Efficient, Robust, and Accurate CNN Predictor for Neuronal Activation in Directional Deep Brain Stimulation

The programming of clinical deep brain stimulation (DBS) systems involves numerous combinations of stimulation parameters, such as stimulus amplitude, pulse width, and frequency. As more complex electrode designs, such as directional electrodes, are introduced, the traditional trial-and-error approach to manual DBS programming becomes increasingly impractical. Visualization of the volume of tissue activated (VTA) can assist in selecting stimulation parameters by showing the direct effects of DBS on neural tissue. However, the standard method for VTA calculation, which involves modeling biological nerve fibers, is highly time-consuming and limits clinical applicability.

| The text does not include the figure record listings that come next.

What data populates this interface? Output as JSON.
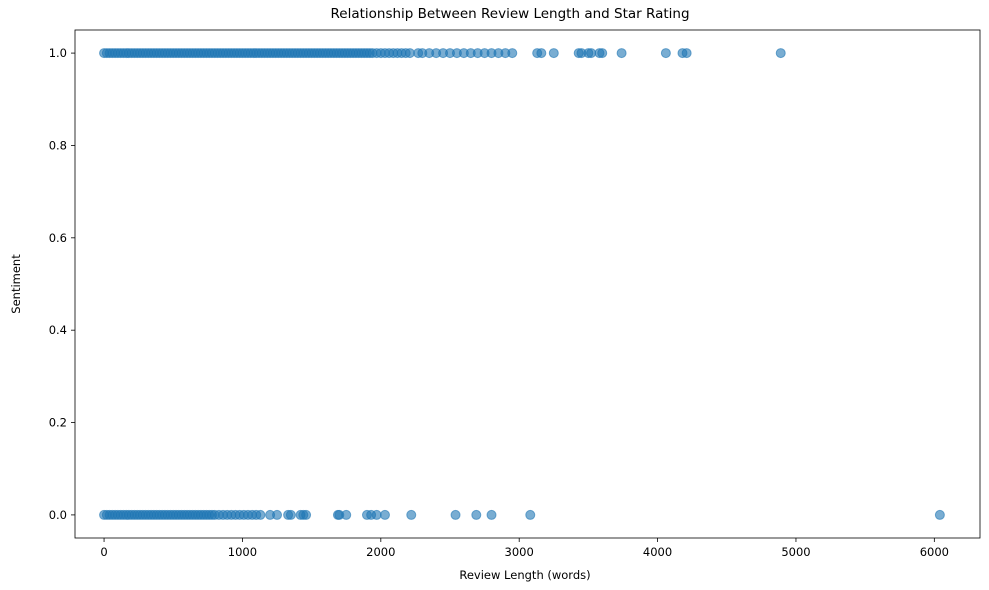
{
  "chart_data": {
    "type": "scatter",
    "title": "Relationship Between Review Length and Star Rating",
    "xlabel": "Review Length (words)",
    "ylabel": "Sentiment",
    "xlim": [
      -210,
      6330
    ],
    "ylim": [
      -0.05,
      1.05
    ],
    "xticks": [
      0,
      1000,
      2000,
      3000,
      4000,
      5000,
      6000
    ],
    "xtick_labels": [
      "0",
      "1000",
      "2000",
      "3000",
      "4000",
      "5000",
      "6000"
    ],
    "yticks": [
      0.0,
      0.2,
      0.4,
      0.6,
      0.8,
      1.0
    ],
    "ytick_labels": [
      "0.0",
      "0.2",
      "0.4",
      "0.6",
      "0.8",
      "1.0"
    ],
    "grid": false,
    "marker_color": "#1f77b4",
    "marker_alpha": 0.6,
    "series": [
      {
        "points": [
          [
            0,
            1
          ],
          [
            20,
            1
          ],
          [
            40,
            1
          ],
          [
            60,
            1
          ],
          [
            80,
            1
          ],
          [
            100,
            1
          ],
          [
            120,
            1
          ],
          [
            140,
            1
          ],
          [
            160,
            1
          ],
          [
            180,
            1
          ],
          [
            200,
            1
          ],
          [
            220,
            1
          ],
          [
            240,
            1
          ],
          [
            260,
            1
          ],
          [
            280,
            1
          ],
          [
            300,
            1
          ],
          [
            320,
            1
          ],
          [
            340,
            1
          ],
          [
            360,
            1
          ],
          [
            380,
            1
          ],
          [
            400,
            1
          ],
          [
            420,
            1
          ],
          [
            440,
            1
          ],
          [
            460,
            1
          ],
          [
            480,
            1
          ],
          [
            500,
            1
          ],
          [
            520,
            1
          ],
          [
            540,
            1
          ],
          [
            560,
            1
          ],
          [
            580,
            1
          ],
          [
            600,
            1
          ],
          [
            620,
            1
          ],
          [
            640,
            1
          ],
          [
            660,
            1
          ],
          [
            680,
            1
          ],
          [
            700,
            1
          ],
          [
            720,
            1
          ],
          [
            740,
            1
          ],
          [
            760,
            1
          ],
          [
            780,
            1
          ],
          [
            800,
            1
          ],
          [
            820,
            1
          ],
          [
            840,
            1
          ],
          [
            860,
            1
          ],
          [
            880,
            1
          ],
          [
            900,
            1
          ],
          [
            920,
            1
          ],
          [
            940,
            1
          ],
          [
            960,
            1
          ],
          [
            980,
            1
          ],
          [
            1000,
            1
          ],
          [
            1020,
            1
          ],
          [
            1040,
            1
          ],
          [
            1060,
            1
          ],
          [
            1080,
            1
          ],
          [
            1100,
            1
          ],
          [
            1120,
            1
          ],
          [
            1140,
            1
          ],
          [
            1160,
            1
          ],
          [
            1180,
            1
          ],
          [
            1200,
            1
          ],
          [
            1220,
            1
          ],
          [
            1240,
            1
          ],
          [
            1260,
            1
          ],
          [
            1280,
            1
          ],
          [
            1300,
            1
          ],
          [
            1320,
            1
          ],
          [
            1340,
            1
          ],
          [
            1360,
            1
          ],
          [
            1380,
            1
          ],
          [
            1400,
            1
          ],
          [
            1420,
            1
          ],
          [
            1440,
            1
          ],
          [
            1460,
            1
          ],
          [
            1480,
            1
          ],
          [
            1500,
            1
          ],
          [
            1520,
            1
          ],
          [
            1540,
            1
          ],
          [
            1560,
            1
          ],
          [
            1580,
            1
          ],
          [
            1600,
            1
          ],
          [
            1620,
            1
          ],
          [
            1640,
            1
          ],
          [
            1660,
            1
          ],
          [
            1680,
            1
          ],
          [
            1700,
            1
          ],
          [
            1720,
            1
          ],
          [
            1740,
            1
          ],
          [
            1760,
            1
          ],
          [
            1780,
            1
          ],
          [
            1800,
            1
          ],
          [
            1820,
            1
          ],
          [
            1840,
            1
          ],
          [
            1860,
            1
          ],
          [
            1880,
            1
          ],
          [
            1900,
            1
          ],
          [
            1920,
            1
          ],
          [
            1940,
            1
          ],
          [
            1970,
            1
          ],
          [
            2000,
            1
          ],
          [
            2030,
            1
          ],
          [
            2060,
            1
          ],
          [
            2090,
            1
          ],
          [
            2120,
            1
          ],
          [
            2150,
            1
          ],
          [
            2180,
            1
          ],
          [
            2210,
            1
          ],
          [
            2270,
            1
          ],
          [
            2300,
            1
          ],
          [
            2350,
            1
          ],
          [
            2400,
            1
          ],
          [
            2450,
            1
          ],
          [
            2500,
            1
          ],
          [
            2550,
            1
          ],
          [
            2600,
            1
          ],
          [
            2650,
            1
          ],
          [
            2700,
            1
          ],
          [
            2750,
            1
          ],
          [
            2800,
            1
          ],
          [
            2850,
            1
          ],
          [
            2900,
            1
          ],
          [
            2950,
            1
          ],
          [
            3130,
            1
          ],
          [
            3160,
            1
          ],
          [
            3250,
            1
          ],
          [
            3430,
            1
          ],
          [
            3450,
            1
          ],
          [
            3500,
            1
          ],
          [
            3520,
            1
          ],
          [
            3580,
            1
          ],
          [
            3600,
            1
          ],
          [
            3740,
            1
          ],
          [
            4060,
            1
          ],
          [
            4180,
            1
          ],
          [
            4210,
            1
          ],
          [
            4890,
            1
          ],
          [
            0,
            0
          ],
          [
            20,
            0
          ],
          [
            40,
            0
          ],
          [
            60,
            0
          ],
          [
            80,
            0
          ],
          [
            100,
            0
          ],
          [
            120,
            0
          ],
          [
            140,
            0
          ],
          [
            160,
            0
          ],
          [
            180,
            0
          ],
          [
            200,
            0
          ],
          [
            220,
            0
          ],
          [
            240,
            0
          ],
          [
            260,
            0
          ],
          [
            280,
            0
          ],
          [
            300,
            0
          ],
          [
            320,
            0
          ],
          [
            340,
            0
          ],
          [
            360,
            0
          ],
          [
            380,
            0
          ],
          [
            400,
            0
          ],
          [
            420,
            0
          ],
          [
            440,
            0
          ],
          [
            460,
            0
          ],
          [
            480,
            0
          ],
          [
            500,
            0
          ],
          [
            520,
            0
          ],
          [
            540,
            0
          ],
          [
            560,
            0
          ],
          [
            580,
            0
          ],
          [
            600,
            0
          ],
          [
            620,
            0
          ],
          [
            640,
            0
          ],
          [
            660,
            0
          ],
          [
            680,
            0
          ],
          [
            700,
            0
          ],
          [
            720,
            0
          ],
          [
            740,
            0
          ],
          [
            760,
            0
          ],
          [
            780,
            0
          ],
          [
            800,
            0
          ],
          [
            830,
            0
          ],
          [
            860,
            0
          ],
          [
            890,
            0
          ],
          [
            920,
            0
          ],
          [
            950,
            0
          ],
          [
            980,
            0
          ],
          [
            1010,
            0
          ],
          [
            1040,
            0
          ],
          [
            1070,
            0
          ],
          [
            1100,
            0
          ],
          [
            1130,
            0
          ],
          [
            1200,
            0
          ],
          [
            1250,
            0
          ],
          [
            1330,
            0
          ],
          [
            1350,
            0
          ],
          [
            1420,
            0
          ],
          [
            1440,
            0
          ],
          [
            1460,
            0
          ],
          [
            1690,
            0
          ],
          [
            1700,
            0
          ],
          [
            1750,
            0
          ],
          [
            1900,
            0
          ],
          [
            1930,
            0
          ],
          [
            1970,
            0
          ],
          [
            2030,
            0
          ],
          [
            2220,
            0
          ],
          [
            2540,
            0
          ],
          [
            2690,
            0
          ],
          [
            2800,
            0
          ],
          [
            3080,
            0
          ],
          [
            6040,
            0
          ]
        ]
      }
    ]
  }
}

In this study, we used finite element models (FEM) of implanted DBS systems to compute electric fields and obtained a large dataset of axonal responses under electrical stimulation using multicompartment cable models. We then trained a convolutional neural network (CNN) to replace the cable models. The CNN model’s performance in calculating VTA was evaluated across various electrode configurations and stimulation parameters, and compared with existing activation function (AF) methods. The CNN model achieved a mean absolute error (MAE) of 0.032V in predicting nerve fiber activation thresholds, demonstrating greater stability and accuracy in VTA prediction compared to the AF method. Additionally, the CNN reduced computation time by five orders of magnitude compared to standard axonal modeling methods. We demonstrate that the CNN-based neural fiber predictor can quickly, accurately, and robustly predict neural activation responses to DBS, thereby improving the efficiency of DBS programming.